La chirurgie mammaire est aujourd'hui une spécialité hautement développée, mais son histoire remonte à plusieurs siècles. Au XVIIe siècle, dans l'Europe du Saint-Empire, des interventions comme la mastectomie étaient déjà pratiquées, bien que dans des conditions rudimentaires et souvent risquées. L'un des témoignages les plus fascinants de cette période se trouve dans l'"Arzneibuch", un manuscrit datant d'environ 1675 et conservé à la Wellcome Library de Londres. Cet ouvrage, rédigé pour un ordre religieux franciscain, décrit avec précision les étapes d'une mastectomie et le protocole suivis pour traiter les tumeurs mammaires.
Une intervention médicale risquée mais pratiquée
Malgré l'absence de connaissances modernes sur l'asepsie et l'anesthésie, la chirurgie mammaire était déjà pratiquée pour traiter certaines pathologies graves, notamment les tumeurs et la nécrose tissulaire. Le texte de l'"Arzneibuch" fournit des détails précis sur les préparations et les instruments utilisés lors de ces interventions.
Avant l'opération, le patient recevait un laxatif (laxiren) et un lavement (klystieren) afin de nettoyer le corps. La zone affectée était préparée avec des pansements et des cataplasmes (Pflastere und Salben), tandis que des agents hémostatiques (Blutstellung) étaient préparés pour contrôler les saignements.
Les instruments et la technique chirurgicale
L'intervention chirurgicale impliquait l'usage de plusieurs outils rudimentaires :
- Couteaux (Messer) et ciseaux (Scheren) pour réaliser les incisions.
- Crochets ou écarteurs (Haken ou Retraktoren) pour exposer les tissus.
- Fers à cautère (Brenneisen) afin de coaguler les vaisseaux sanguins et limiter les hémorragies.
- Poudres (Puder) et compresses (Pauschen) pour traiter et panser la plaie.
Le patient était attaché (den Patienten binden) afin d'éviter les mouvements brusques. Une fois la tumeur ou le tissu malade retiré, les mesures hémostatiques étaient appliquées pour stopper le saignement (das Bludt zu stollen), et la plaie était recouverte d'une compresse propre (gute Blüessoli). Elle était ensuite laissée sans bandage pendant 24 heures (24 Stund ohne Verbudten).
Un savoir chirurgical d'origine monastique
L'aspect le plus surprenant de cette description est qu'elle provient d'un ouvrage médical rédigé pour une communauté religieuse.
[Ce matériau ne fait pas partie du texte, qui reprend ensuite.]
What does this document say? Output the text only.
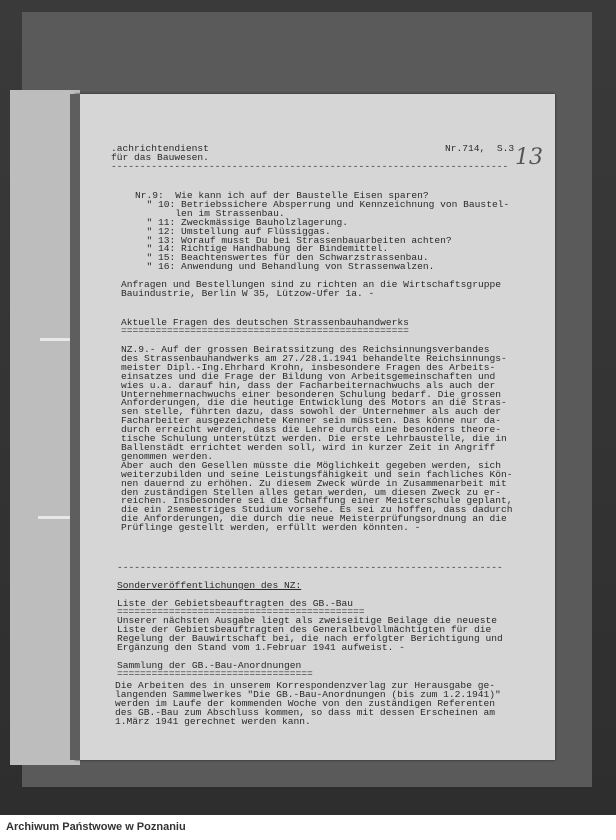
.achrichtendienst
für das Bauwesen.
Nr.714,  S.3 13
---------------------------------------------------------------------
Nr.9:  Wie kann ich auf der Baustelle Eisen sparen?
" 10: Betriebssichere Absperrung und Kennzeichnung von Baustel-
len im Strassenbau.
" 11: Zweckmässige Bauholzlagerung.
" 12: Umstellung auf Flüssiggas.
" 13: Worauf musst Du bei Strassenbauarbeiten achten?
" 14: Richtige Handhabung der Bindemittel.
" 15: Beachtenswertes für den Schwarzstrassenbau.
" 16: Anwendung und Behandlung von Strassenwalzen.
Anfragen und Bestellungen sind zu richten an die Wirtschaftsgruppe
Bauindustrie, Berlin W 35, Lützow-Ufer 1a. -
Aktuelle Fragen des deutschen Strassenbauhandwerks
==================================================
NZ.9.- Auf der grossen Beiratssitzung des Reichsinnungsverbandes
des Strassenbauhandwerks am 27./28.1.1941 behandelte Reichsinnungs-
meister Dipl.-Ing.Ehrhard Krohn, insbesondere Fragen des Arbeits-
einsatzes und die Frage der Bildung von Arbeitsgemeinschaften und
wies u.a. darauf hin, dass der Facharbeiternachwuchs als auch der
Unternehmernachwuchs einer besonderen Schulung bedarf. Die grossen
Anforderungen, die die heutige Entwicklung des Motors an die Stras-
sen stelle, führten dazu, dass sowohl der Unternehmer als auch der
Facharbeiter ausgezeichnete Kenner sein müssten. Das könne nur da-
durch erreicht werden, dass die Lehre durch eine besonders theore-
tische Schulung unterstützt werden. Die erste Lehrbaustelle, die in
Ballenstädt errichtet werden soll, wird in kurzer Zeit in Angriff
genommen werden.
Aber auch den Gesellen müsste die Möglichkeit gegeben werden, sich
weiterzubilden und seine Leistungsfähigkeit und sein fachliches Kön-
nen dauernd zu erhöhen. Zu diesem Zweck würde in Zusammenarbeit mit
den zuständigen Stellen alles getan werden, um diesen Zweck zu er-
reichen. Insbesondere sei die Schaffung einer Meisterschule geplant,
die ein 2semestriges Studium vorsehe. Es sei zu hoffen, dass dadurch
die Anforderungen, die durch die neue Meisterprüfungsordnung an die
Prüflinge gestellt werden, erfüllt werden könnten. -
-------------------------------------------------------------------
Sonderveröffentlichungen des NZ:
Liste der Gebietsbeauftragten des GB.-Bau
===========================================
Unserer nächsten Ausgabe liegt als zweiseitige Beilage die neueste
Liste der Gebietsbeauftragten des Generalbevollmächtigten für die
Regelung der Bauwirtschaft bei, die nach erfolgter Berichtigung und
Ergänzung den Stand vom 1.Februar 1941 aufweist. -
Sammlung der GB.-Bau-Anordnungen
==================================
Die Arbeiten des in unserem Korrespondenzverlag zur Herausgabe ge-
langenden Sammelwerkes "Die GB.-Bau-Anordnungen (bis zum 1.2.1941)"
werden im Laufe der kommenden Woche von den zuständigen Referenten
des GB.-Bau zum Abschluss kommen, so dass mit dessen Erscheinen am
1.März 1941 gerechnet werden kann.
Archiwum Państwowe w Poznaniu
Les monastères étaient alors des centres de savoir médical et chirurgical, où les religieux, souvent formés à la pratique médicale, soignaient les membres de leur ordre ainsi que les populations locales.
Cet Arzneibuch constitue un témoignage inestimable sur les pratiques médicales du XVIIe siècle. Il montre comment, bien avant les progrès de la médecine moderne, la chirurgie mammaire était déjà une réalité, bien que marquée par des risques élevés et des moyens limités. Ce document révèle également l'implication des ordres religieux dans la transmission des savoirs médicaux et la prise en charge de la santé féminine à une époque où la chirurgie était encore un domaine en pleine évolution.